TRICHY: Alternate sources of energy have to be developed to counter energy crisis. Keeping this in mind, the environment cell of public works department (PWD) in Trichy is planning to produce biogas as well as electricity from biological sources. Thanjavur district administration is also working on a project to implement it as a pilot project in the state.

As per the plan, water hyacinth and shrub called pink morning glory (Ipomea carnea) will be used to source biogas.

Water bodies are infested with water hyacinth, a fast-growing perennial aquatic plant. It blocks rivers and drainage system and contributes to depletion of dissolved oxygen, thereby causing alteration of water chemistry. It is when steps are being taken to prevent its spreading that the PWD is planning to utilize it for productive purposes.

The production of biogas using water hyacinth goes through various levels. First, the plant is chopped into small pieces. The process could be improved if the chopped plant is mixed with cow slurry and special micro-organisms which is rich in anaerobic bacteria that aids decay.

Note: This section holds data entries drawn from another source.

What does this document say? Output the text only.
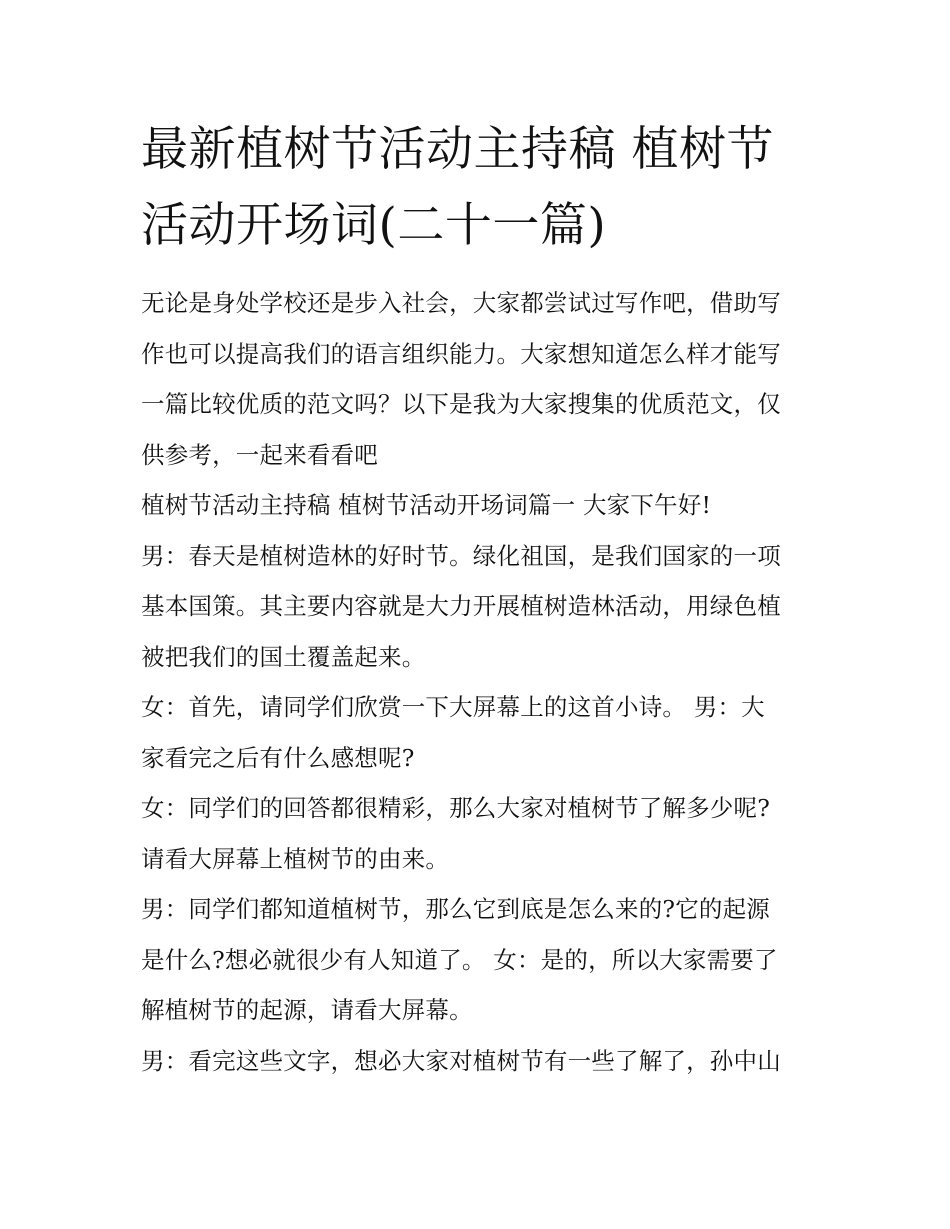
最新植树节活动主持稿 植树节
活动开场词(二十一篇)

无论是身处学校还是步入社会，大家都尝试过写作吧，借助写
作也可以提高我们的语言组织能力。大家想知道怎么样才能写
一篇比较优质的范文吗？以下是我为大家搜集的优质范文，仅
供参考，一起来看看吧

植树节活动主持稿 植树节活动开场词篇一 大家下午好!

男：春天是植树造林的好时节。绿化祖国，是我们国家的一项
基本国策。其主要内容就是大力开展植树造林活动，用绿色植
被把我们的国土覆盖起来。

女：首先，请同学们欣赏一下大屏幕上的这首小诗。 男：大
家看完之后有什么感想呢?

女：同学们的回答都很精彩，那么大家对植树节了解多少呢?
请看大屏幕上植树节的由来。

男：同学们都知道植树节，那么它到底是怎么来的?它的起源
是什么?想必就很少有人知道了。 女：是的，所以大家需要了
解植树节的起源，请看大屏幕。

男：看完这些文字，想必大家对植树节有一些了解了，孙中山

The ratio of water hyacinth to cattle dung depends upon the availability of cattle dung and the size of the digester. At least, 2%-5% dung in the mixture is effective. Thereafter, solid waste must be mixed with water before being put into the digester, possibly with 10 parts water to 1 part solids.

Ipomoea carnea, a native of South America, grows in dense populations along river. This species of morning glory is a popular source of bioenergy.

Last month chief minister J Jayalalithaa had announced that a biomethanation plant using water hyacinth and Ipomea carnea will be sanctioned for Thanjavur district. Accordingly, the district administration there is preparing for the implementation a pilot project in the state. Biomethanation is a process by which organic material is microbiologically converted under anaerobic conditions to produce biogas.

N Subbaiyan, Thanjavur district collector, is optimistic that the new project will benefit people. "The district rural development agency (DRDA) and the PWD are jointly devising the plan to implement the project successfully in our district. The work is on to identify the site for setting up the plant to generate biogas as well as electricity," Subbaiyan said, while remarking that water hyacinths have become a menace to water bodies.

The modalities for supply and tariff for gas and electricity are yet to be decided, said the collector. The estimated cost of a biogas plant is Rs 1 crore. The success of the project may even reduce the demand for conventional cooking gas, officials claimed.